Question: I want to add another step into the following code: remove duplicate URLs. from bs4 import BeautifulSoup from urllib.request import urlopen from urllib.parse import urljoin

I want to add another step into the following code: remove duplicate URLs.

from bs4 import BeautifulSoup

from urllib.request import urlopen

from urllib.parse import urljoin

import csv

my_url = 'https://www.census.gov/programs-surveys/popest/about/schedule.html'

# opening up connection, grabbing the page

page = urlopen(my_url)

# html parsering

soup = BeautifulSoup(page, 'html.parser')

#save as csv file

with open('index.csv','w') as csv_file:

writer = csv.writer(csv_file)

for link in soup.find_all('a', href=True):

url = link.get('href')

url = urljoin(my_url, url)

print (url)

writer.writerow([url])

I am trying to add this part:

#remove duplicate links

file = open('index.csv', 'w')

links = {}

for link in soup.find_all('a', href=True):

url = link.get('href')

url = urljoin(my_url, url)

if url not in links:

file.write("%s " % url)

links[url] = True

file.close()

Doesn't seem working.
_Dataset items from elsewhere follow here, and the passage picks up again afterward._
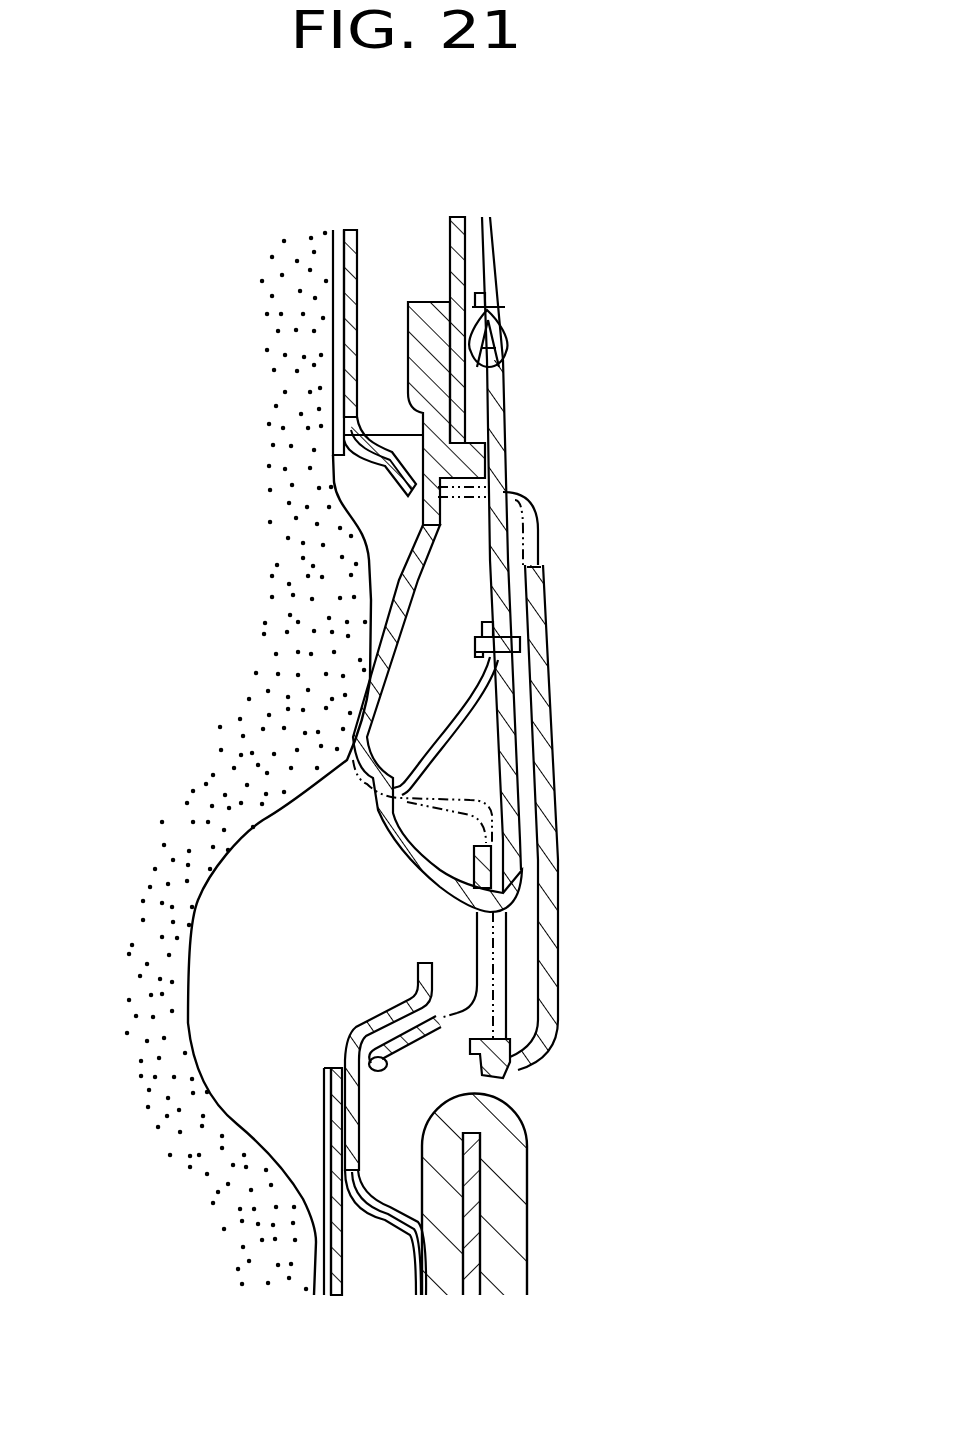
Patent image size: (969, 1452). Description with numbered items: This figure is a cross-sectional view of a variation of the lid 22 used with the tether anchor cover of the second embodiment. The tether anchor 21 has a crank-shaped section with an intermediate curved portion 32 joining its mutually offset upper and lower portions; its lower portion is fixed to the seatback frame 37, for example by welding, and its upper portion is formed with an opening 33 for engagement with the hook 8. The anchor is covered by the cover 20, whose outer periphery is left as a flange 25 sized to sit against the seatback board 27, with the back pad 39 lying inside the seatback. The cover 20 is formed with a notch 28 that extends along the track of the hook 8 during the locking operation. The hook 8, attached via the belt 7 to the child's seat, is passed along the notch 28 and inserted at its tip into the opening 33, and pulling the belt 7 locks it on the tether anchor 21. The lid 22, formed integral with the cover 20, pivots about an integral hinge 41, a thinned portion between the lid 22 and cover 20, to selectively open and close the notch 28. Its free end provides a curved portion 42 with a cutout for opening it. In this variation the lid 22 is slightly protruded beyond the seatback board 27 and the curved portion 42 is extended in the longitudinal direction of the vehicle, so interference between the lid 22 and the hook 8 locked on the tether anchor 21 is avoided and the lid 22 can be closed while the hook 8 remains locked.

The belt 7 is at (497, 262).
The hook 8 is at (505, 465).
The cover 20 is at (375, 562).
The tether anchor 21 is at (448, 863).
The lid 22 is at (552, 698).
The flange 25 is at (333, 434).
The seatback board 27 is at (503, 398).
The notch 28 is at (490, 925).
The intermediate curved portion 32 is at (347, 1050).
The opening 33 is at (486, 948).
The seatback frame 37 is at (312, 331).
The back pad 39 is at (222, 857).
The integral hinge 41 is at (505, 1080).
The curved portion 42 is at (533, 522).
I want find all links from the web, all relative links become absolute URLs, no duplicate links, save as CSV file.

Step by Step Solution

There are 3 Steps involved in it

1 Expert Approved Answer

Step: 1 Unlock blur-text-image

Question Has Been Solved by an Expert!

Get step-by-step solutions from verified subject matter experts

Step: 2 Unlock

Step: 3 Unlock

Students Have Also Explored These Related Programming Questions!
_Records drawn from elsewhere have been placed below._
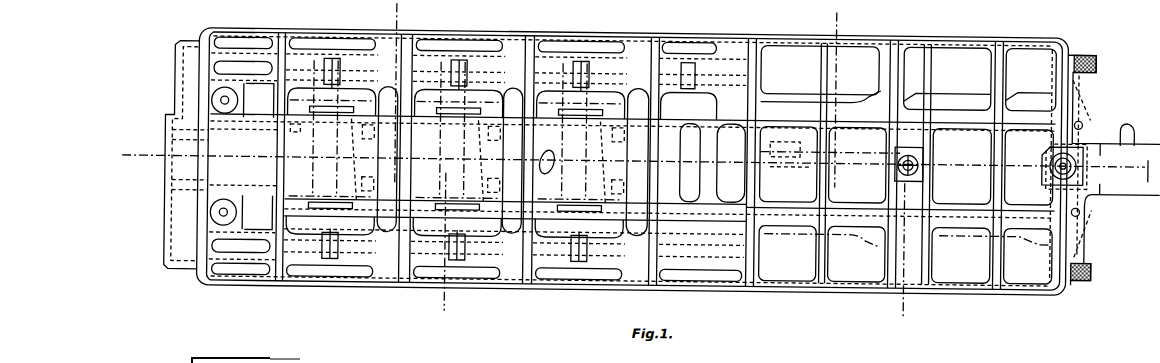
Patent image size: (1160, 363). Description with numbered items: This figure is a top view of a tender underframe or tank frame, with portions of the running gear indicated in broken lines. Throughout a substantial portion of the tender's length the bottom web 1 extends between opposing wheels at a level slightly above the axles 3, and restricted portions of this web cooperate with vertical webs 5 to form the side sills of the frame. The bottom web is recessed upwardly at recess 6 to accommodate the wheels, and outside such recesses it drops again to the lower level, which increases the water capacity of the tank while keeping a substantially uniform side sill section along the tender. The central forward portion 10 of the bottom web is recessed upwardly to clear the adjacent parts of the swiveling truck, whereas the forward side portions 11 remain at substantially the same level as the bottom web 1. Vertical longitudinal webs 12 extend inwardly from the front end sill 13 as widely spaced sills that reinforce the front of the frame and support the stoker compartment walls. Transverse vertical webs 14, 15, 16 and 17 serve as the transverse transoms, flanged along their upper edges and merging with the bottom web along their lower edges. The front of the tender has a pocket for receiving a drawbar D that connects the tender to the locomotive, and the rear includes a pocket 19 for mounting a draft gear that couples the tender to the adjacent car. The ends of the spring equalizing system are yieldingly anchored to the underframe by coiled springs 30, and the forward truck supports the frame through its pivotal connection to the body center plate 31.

The bottom web 1 is at (649, 162).
The axles 3 is at (130, 162).
The vertical webs 5 is at (836, 13).
The recess for wheels 6 is at (396, 16).
The central forward portion of the bottom web 10 is at (961, 167).
The forward side portions of the web 11 is at (908, 165).
The vertical longitudinal webs 12 is at (442, 121).
The front end sill 13 is at (1085, 246).
The transverse vertical web 14 is at (277, 189).
The transverse vertical web 15 is at (413, 139).
The transverse vertical web 16 is at (822, 182).
The transverse vertical web 17 is at (928, 184).
The pocket 19 is at (217, 163).
The coiled springs 30 is at (295, 123).
The body center plate 31 is at (893, 160).
The drawbar D is at (1124, 135).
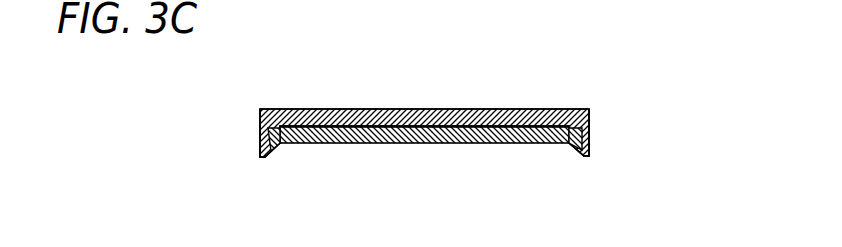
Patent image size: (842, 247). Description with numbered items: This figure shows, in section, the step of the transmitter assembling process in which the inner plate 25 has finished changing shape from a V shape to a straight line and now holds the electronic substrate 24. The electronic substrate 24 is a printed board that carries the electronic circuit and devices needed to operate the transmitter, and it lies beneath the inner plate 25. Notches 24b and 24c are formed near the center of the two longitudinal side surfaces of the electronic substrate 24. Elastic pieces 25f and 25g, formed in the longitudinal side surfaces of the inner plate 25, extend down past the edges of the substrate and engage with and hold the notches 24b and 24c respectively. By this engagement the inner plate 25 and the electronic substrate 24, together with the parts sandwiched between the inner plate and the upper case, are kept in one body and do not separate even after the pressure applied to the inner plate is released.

The inner plate 25 is at (498, 109).
The elastic piece 25g is at (259, 110).
The elastic piece 25f is at (589, 109).
The electronic substrate 24 is at (422, 143).
The notch 24c is at (270, 151).
The notch 24b is at (577, 152).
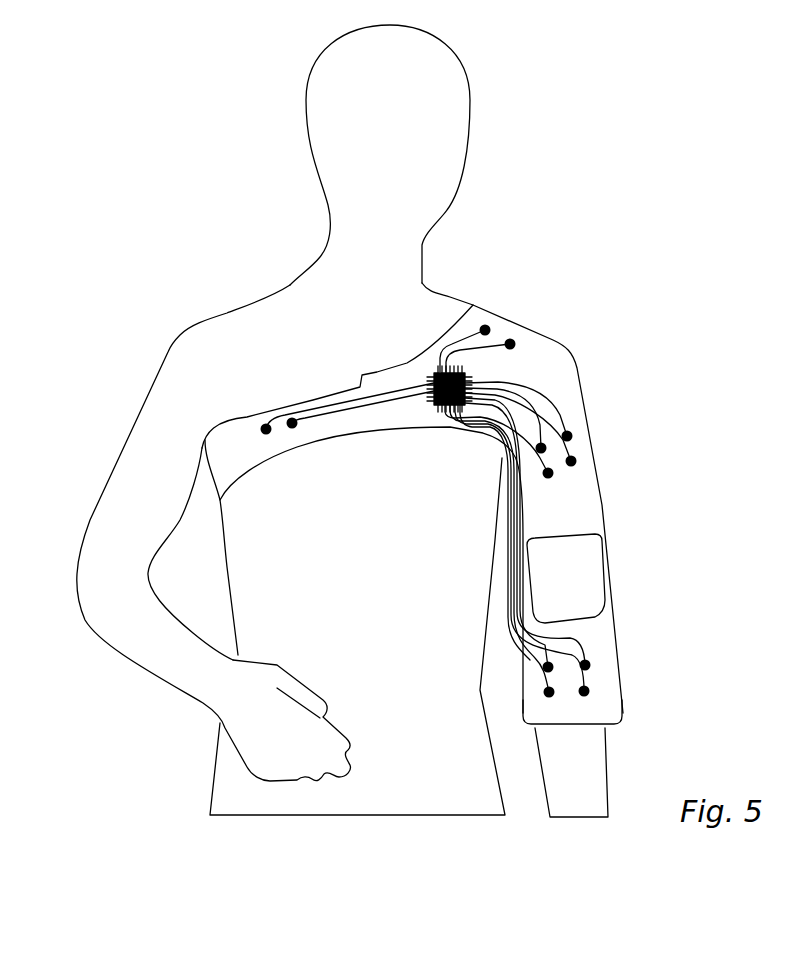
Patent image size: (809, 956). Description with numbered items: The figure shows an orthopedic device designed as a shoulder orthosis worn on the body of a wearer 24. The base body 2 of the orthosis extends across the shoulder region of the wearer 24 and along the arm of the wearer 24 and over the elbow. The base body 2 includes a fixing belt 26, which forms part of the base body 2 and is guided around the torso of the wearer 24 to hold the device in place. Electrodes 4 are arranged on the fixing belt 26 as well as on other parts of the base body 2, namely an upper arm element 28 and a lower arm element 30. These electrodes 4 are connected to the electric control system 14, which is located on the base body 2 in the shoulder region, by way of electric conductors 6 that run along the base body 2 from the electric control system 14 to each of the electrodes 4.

The base body 2 is at (552, 358).
The electrodes 4 is at (292, 430).
The electric conductors 6 is at (527, 412).
The electric control system 14 is at (433, 410).
The wearer 24 is at (260, 337).
The fixing belt 26 is at (323, 425).
The upper arm element 28 is at (577, 478).
The lower arm element 30 is at (610, 695).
IT LITERALLY WILL NOT KEEP AN INDENT HERE IT IS IN A DOC https://docs.google.com/document/d/1AzsBv1PeVX1vbJTmsi40NrWXHitNs3qQU61nl8pQjTo/edit?usp=sharing i need help allowing a text file of whatever...

Judy runs a shop that sells molds used in arts and crafts, specifically for use with resin. The molds are made of silicone and come in various shapes and sizes. Each mold weighs a different amount...
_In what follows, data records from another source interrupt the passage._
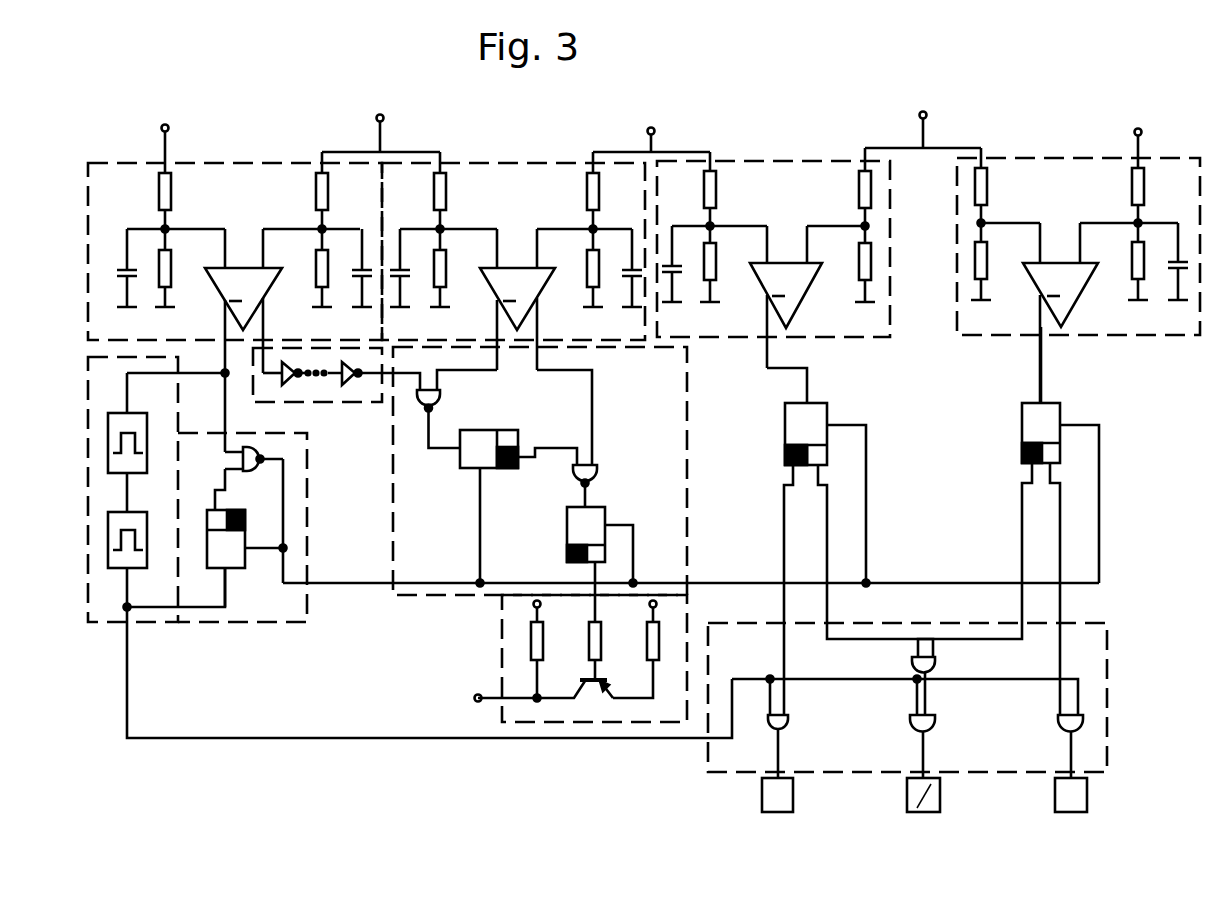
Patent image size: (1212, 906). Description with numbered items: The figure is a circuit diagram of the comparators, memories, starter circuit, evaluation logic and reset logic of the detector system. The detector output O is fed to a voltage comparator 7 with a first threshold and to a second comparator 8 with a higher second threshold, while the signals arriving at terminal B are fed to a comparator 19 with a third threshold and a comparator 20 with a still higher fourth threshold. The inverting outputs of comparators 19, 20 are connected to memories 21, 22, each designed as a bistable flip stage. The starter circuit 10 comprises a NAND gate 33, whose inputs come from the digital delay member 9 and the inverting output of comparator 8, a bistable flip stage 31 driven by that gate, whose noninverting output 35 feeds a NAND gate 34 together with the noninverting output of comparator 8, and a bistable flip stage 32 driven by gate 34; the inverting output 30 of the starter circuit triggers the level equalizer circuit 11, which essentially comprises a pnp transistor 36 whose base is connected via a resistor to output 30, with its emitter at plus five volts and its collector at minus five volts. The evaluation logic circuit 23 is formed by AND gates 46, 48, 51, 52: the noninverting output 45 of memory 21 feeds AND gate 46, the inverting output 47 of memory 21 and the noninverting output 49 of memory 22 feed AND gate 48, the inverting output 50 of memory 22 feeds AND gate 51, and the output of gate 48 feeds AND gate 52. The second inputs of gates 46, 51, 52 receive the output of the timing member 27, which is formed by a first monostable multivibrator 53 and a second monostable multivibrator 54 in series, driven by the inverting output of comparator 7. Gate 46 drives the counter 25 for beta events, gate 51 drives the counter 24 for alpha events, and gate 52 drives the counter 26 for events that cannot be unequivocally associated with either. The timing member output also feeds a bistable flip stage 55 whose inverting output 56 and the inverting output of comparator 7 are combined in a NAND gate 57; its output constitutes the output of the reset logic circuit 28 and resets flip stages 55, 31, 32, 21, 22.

The voltage comparator 7 is at (102, 323).
The second comparator 8 is at (610, 341).
The digital delay member 9 is at (325, 403).
The starter circuit 10 is at (413, 576).
The level equalizer circuit 11 is at (555, 721).
The comparator 19 is at (737, 338).
The comparator 20 is at (1110, 336).
The memory 21 is at (812, 421).
The memory 22 is at (1050, 419).
The evaluation logic circuit 23 is at (1093, 664).
The counter 24 is at (1087, 793).
The counter 25 is at (793, 793).
The counter 26 is at (940, 793).
The timing member 27 is at (158, 614).
The reset logic circuit 28 is at (243, 608).
The output 30 is at (594, 569).
The bistable flip stage 31 is at (473, 459).
The bistable flip stage 32 is at (578, 521).
The NAND gate 33 is at (427, 405).
The NAND gate 34 is at (572, 474).
The noninverting output 35 is at (530, 450).
The pnp transistor 36 is at (595, 691).
The noninverting output 45 is at (790, 474).
The AND gate 46 is at (768, 729).
The inverting output 47 is at (821, 474).
The AND gate 48 is at (912, 664).
The noninverting output 49 is at (1028, 469).
The inverting output 50 is at (1057, 473).
The AND gate 51 is at (1060, 723).
The AND gate 52 is at (918, 733).
The first monostable multivibrator 53 is at (115, 412).
The second monostable multivibrator 54 is at (117, 569).
The bistable flip stage 55 is at (235, 558).
The inverting output 56 is at (220, 506).
The NAND gate 57 is at (256, 451).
C++ code: I'm not sure how to implement these changes. #include "selectionSort.h" int cashier() { string date; string ISBN; string Title; int numOfBook; double price; double subtotal; double tax;...

Can someone help me create a Python 3 program that has 2 classes? I have to create a python program that asks the user for the name of the item, the price of the item, if the item is taxable, and if...

Algorithms in Artificial Intelligence (or, the old name: Introduction to Algorithmic Decision Making) Part 1 Based on slides by David Sarne and Lirong Xia Course Tentative Schedule Introduction...

Python I have 5 different files, containing their own function. Ive attached the codes and screen shots. I need seperate file to run these as modules. Modify each of the 5 functions to make it into a...

Alice, a graphic designer of Moonstar Company asks for your help to design a program that can help her track her budget and expenses for each month in 2022. The program shall prompt the user to key...

I need this for Python 5.15 Professor Jiraiya spreadsheet Professor Jiraiya likes to keep the records for his class in a spreadsheet containing a list of student's IDs, names, labs, and scores. Your...

Using Python 3.1.1 You will be creating a registration system in which a student can choose from a menu of classes. They can add as many classes as they want. In the end you will display a summary of...

Create a python program that calculates the pricing for the painting company AllBeige. Call import os at the top. To calculate the price for a painted wall, read from the user the height and width of...

A 9.00-kg object starting from rest falls through a viscous medium and experiences a resistive force R = bv, where v is the velocity of the object. If the object reaches one-half its terminal speed...

One of the measures of the effectiveness of a stimulus is how much the viewers pulse rate increases on exposure to it. In testing a lively new music theme for its television commercials, an...

The difference between an S corporation and a limited liability company is that a limited liability company is not restricted to 1 0 0 stockholders as an S corporation is . Question 3 options:...

A company issues 1,050 shares of its common stock for $33,600 cash. Prepare journal entries to record this event under each of the following separate situations.